Un lío de personajes, ya sé (y esperen a empezar a leer el libro). Pero baste saber que el cuerpo central del libro gira alrededor de estos tres hermanos y su padre, una verdadera pieza. No lo sentimos mucho cuando desaparece de escena; aunque, ¡ay!, ha sido asesinado. Uno de los hermanos carga con la culpa, pero ¿es él el culpable? A Dostoievski no le interesa tanto la cuestión de la autoría material del asesinato como de las múltiples, casi incontables implicaciones morales que se siguen de él, a saber -y sin ánimo de exhaustividad-: ¿quién se siente culpable? ¿Por qué es culpable? ¿Es más culpable quien comete un crimen o quien lo instiga? Y no sólo le importa debatir sobre el asesinato, sino también sobre otro tipo de delitos, por ejemplo el robo. Y llama la atención el código moral que impera en más de un personaje; llama la atención, al menos, desde la mirada de un lector del siglo XXI. A saber: se nos postula que no importa ser vil mientras no se sea ladrón; uno puede ser un traidor, un arrastrado… pero ladrón, ¡no!

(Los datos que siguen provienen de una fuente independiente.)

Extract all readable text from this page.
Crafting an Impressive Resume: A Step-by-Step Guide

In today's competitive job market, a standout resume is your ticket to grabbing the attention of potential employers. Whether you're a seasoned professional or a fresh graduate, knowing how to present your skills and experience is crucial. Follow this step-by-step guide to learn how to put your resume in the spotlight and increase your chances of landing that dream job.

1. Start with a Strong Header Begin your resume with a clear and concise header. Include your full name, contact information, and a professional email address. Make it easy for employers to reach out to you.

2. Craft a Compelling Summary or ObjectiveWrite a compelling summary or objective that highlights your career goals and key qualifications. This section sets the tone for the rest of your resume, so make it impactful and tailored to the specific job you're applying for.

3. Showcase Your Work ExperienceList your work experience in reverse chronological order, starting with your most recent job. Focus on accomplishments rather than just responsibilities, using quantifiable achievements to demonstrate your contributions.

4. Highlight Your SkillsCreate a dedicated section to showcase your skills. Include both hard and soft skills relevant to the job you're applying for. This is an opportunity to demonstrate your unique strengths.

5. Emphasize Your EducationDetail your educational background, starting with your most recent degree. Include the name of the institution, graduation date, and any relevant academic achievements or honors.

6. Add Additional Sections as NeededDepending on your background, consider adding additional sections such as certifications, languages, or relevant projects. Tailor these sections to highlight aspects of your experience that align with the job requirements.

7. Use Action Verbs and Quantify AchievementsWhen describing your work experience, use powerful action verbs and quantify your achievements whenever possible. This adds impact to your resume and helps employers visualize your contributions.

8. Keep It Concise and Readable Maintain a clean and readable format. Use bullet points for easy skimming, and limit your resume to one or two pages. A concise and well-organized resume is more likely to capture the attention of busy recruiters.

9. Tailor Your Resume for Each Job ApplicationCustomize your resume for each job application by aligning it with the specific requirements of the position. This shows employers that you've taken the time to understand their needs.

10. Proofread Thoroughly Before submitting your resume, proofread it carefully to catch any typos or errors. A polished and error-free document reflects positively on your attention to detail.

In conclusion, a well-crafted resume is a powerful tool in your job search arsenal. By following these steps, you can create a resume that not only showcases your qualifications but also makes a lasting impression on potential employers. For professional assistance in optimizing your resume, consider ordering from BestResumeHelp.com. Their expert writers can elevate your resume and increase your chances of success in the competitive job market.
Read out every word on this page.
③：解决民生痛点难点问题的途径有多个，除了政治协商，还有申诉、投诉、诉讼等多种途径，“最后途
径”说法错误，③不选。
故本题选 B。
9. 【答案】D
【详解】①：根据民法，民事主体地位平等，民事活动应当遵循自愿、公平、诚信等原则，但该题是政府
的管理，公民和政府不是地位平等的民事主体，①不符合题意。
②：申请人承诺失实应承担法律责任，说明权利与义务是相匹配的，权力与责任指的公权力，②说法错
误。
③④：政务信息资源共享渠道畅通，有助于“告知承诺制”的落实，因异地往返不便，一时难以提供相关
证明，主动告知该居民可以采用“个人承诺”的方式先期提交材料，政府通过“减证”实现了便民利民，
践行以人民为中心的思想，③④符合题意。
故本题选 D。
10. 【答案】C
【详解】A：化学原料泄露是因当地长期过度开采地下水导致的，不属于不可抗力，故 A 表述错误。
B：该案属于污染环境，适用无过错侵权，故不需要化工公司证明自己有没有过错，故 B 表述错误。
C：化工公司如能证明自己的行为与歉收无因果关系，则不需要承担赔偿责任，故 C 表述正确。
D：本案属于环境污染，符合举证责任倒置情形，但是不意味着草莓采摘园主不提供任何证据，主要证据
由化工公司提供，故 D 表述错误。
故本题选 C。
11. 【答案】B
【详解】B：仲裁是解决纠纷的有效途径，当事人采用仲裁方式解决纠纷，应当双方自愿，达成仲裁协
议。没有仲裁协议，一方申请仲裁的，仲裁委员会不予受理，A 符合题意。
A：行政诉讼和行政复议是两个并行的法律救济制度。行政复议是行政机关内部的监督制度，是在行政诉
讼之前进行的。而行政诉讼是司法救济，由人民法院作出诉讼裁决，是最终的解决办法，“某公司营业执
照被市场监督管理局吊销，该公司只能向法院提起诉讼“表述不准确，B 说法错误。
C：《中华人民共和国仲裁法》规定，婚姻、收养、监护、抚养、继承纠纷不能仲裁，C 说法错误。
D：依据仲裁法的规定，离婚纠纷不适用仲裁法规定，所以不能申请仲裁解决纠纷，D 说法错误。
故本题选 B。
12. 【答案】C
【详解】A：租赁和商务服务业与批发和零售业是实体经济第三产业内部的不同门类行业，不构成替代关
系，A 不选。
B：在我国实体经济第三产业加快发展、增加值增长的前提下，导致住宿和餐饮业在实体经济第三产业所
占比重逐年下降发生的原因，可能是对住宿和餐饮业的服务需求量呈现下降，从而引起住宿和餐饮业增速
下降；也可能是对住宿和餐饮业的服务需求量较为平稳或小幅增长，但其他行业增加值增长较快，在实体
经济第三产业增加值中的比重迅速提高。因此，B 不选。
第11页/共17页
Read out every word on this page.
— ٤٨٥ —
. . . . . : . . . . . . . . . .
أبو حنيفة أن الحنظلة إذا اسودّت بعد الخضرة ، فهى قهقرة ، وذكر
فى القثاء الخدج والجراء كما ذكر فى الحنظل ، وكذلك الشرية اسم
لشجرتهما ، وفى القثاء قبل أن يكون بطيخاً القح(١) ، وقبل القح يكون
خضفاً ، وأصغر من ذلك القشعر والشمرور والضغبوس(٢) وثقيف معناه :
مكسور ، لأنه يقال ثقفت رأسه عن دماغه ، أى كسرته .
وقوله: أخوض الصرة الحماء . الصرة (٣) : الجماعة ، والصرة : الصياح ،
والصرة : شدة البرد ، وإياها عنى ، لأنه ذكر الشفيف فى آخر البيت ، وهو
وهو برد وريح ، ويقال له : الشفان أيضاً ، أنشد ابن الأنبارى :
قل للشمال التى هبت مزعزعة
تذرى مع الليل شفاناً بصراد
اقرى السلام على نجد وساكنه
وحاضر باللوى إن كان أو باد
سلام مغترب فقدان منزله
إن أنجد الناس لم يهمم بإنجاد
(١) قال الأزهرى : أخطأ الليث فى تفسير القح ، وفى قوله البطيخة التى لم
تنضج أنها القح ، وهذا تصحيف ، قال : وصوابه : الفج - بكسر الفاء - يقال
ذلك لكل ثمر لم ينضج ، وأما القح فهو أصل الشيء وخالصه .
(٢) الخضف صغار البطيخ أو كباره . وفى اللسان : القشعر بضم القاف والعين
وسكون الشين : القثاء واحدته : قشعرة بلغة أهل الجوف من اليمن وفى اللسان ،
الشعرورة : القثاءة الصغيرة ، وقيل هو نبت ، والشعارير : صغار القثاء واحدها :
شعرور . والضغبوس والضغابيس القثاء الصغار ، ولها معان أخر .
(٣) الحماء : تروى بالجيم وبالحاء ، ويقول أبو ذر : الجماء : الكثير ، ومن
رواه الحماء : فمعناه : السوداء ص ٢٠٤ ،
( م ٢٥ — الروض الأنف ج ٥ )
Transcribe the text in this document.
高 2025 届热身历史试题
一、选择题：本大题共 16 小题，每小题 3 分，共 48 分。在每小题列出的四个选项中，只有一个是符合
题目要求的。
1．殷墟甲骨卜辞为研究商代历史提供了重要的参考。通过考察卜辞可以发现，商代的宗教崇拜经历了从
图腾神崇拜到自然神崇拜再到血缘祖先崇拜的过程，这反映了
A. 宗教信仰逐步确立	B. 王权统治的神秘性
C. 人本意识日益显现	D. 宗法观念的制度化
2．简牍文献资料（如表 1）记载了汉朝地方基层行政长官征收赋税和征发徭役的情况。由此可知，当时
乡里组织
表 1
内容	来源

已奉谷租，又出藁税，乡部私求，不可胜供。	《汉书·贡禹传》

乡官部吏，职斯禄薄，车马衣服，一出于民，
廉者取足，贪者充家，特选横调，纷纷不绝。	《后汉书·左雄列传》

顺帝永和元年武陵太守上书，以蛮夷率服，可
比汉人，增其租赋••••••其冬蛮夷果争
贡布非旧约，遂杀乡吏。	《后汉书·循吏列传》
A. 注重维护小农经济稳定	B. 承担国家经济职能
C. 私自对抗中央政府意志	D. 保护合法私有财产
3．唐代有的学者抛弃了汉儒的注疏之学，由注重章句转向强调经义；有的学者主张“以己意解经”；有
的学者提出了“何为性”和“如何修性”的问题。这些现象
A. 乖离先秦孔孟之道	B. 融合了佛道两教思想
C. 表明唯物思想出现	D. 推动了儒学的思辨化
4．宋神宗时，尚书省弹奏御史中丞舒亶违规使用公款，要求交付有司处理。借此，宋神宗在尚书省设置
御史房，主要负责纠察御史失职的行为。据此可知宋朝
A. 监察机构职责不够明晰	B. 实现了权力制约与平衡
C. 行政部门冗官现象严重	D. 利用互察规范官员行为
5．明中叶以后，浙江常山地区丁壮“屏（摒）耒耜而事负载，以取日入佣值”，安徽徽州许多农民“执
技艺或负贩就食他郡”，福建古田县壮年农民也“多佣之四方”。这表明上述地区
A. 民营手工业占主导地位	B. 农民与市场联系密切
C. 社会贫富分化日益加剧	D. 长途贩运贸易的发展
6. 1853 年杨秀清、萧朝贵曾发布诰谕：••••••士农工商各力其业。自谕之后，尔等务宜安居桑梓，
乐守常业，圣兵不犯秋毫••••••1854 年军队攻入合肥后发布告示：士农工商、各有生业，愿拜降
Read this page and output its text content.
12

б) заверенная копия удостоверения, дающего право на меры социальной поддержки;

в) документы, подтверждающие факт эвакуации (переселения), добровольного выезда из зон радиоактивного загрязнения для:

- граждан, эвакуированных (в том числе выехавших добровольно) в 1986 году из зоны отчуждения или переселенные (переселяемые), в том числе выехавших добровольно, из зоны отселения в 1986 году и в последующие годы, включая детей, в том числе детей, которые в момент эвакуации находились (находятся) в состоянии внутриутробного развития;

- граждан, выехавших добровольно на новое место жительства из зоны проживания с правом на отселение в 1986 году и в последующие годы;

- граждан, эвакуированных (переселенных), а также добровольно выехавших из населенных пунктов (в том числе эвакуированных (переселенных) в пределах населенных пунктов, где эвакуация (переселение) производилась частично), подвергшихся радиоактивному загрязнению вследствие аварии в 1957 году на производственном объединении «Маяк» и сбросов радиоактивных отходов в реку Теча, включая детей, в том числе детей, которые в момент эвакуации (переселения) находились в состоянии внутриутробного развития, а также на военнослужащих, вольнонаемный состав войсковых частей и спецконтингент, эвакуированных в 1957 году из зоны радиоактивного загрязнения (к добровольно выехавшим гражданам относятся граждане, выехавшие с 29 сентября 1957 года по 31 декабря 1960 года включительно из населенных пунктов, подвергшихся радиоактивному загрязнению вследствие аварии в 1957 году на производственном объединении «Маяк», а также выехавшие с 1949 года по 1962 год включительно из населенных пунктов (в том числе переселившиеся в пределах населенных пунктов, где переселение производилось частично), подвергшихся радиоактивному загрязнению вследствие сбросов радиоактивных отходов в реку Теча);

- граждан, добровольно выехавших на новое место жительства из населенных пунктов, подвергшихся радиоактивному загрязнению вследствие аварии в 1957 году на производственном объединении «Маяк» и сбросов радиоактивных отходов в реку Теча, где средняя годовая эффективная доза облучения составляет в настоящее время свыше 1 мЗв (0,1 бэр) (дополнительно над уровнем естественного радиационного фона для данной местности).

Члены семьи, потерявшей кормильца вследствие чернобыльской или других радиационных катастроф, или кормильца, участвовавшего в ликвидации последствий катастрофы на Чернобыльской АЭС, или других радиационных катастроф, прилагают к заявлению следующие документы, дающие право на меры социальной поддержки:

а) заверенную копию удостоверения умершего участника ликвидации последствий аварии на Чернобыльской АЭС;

Sobrevuela toda la historia el tema del perdón. Y aquí ya nos metemos en aguas muy, muy profundas. El perdón como atributo humano pero, sobre todo, divino. Y es que Dios está muy presente en toda la novela. También el conflicto con Dios, sobre todo si apuntamos el hecho de que uno de los hermanos resulta ser ateo. A propósito; sepan que, pese a que comúnmente se aplaude como supremo el capítulo titulado “El gran inquisidor”, en realidad es el de la entrevista del hermano ateo con el diablo el que se lleva la palma.
Los hermanos Karamázov es una novela que en realidad es muchas. También es ensayo, es autobiografía, es a ratos poesía. Es indagación en muchas cuestiones universales, presididas por la búsqueda de Dios o la directa confrontación con Él, llegando hasta el reniego, pero sin dejar de buscarlo y de tener fe.
Por cierto: este comentario se refiere a la traducción de Laín Entralgo. Hay quien dirá que tiene un regusto algo antiguo para el lector y el lenguaje de hoy. Otros dirán, diremos, que nada más apropiado para leer a uno de los grandes del siglo XIX que una escritura elaborada, cuidada, que requiera una mente alerta y dispuesta a disfrutar del sabor de la escritura de otra época. Para escritura fácil ya tenemos muchos más libros, casi diremos que demasiados. Sea la que sea la traducción elegida, inolvidable es el protagonista Alioscha y la conmovedora ternura del autor hacia los niños; si alguna cualidad se puede subrayar de las muchas que tiene esta obra, es, a mi juicio, precisamente aquélla que nos hace ahondar en nuestra capacidad de empatizar con los más necesitados y con los inocentes e indefensos, aquélla que incluso puede hacernos derramar lágrimas por ellos.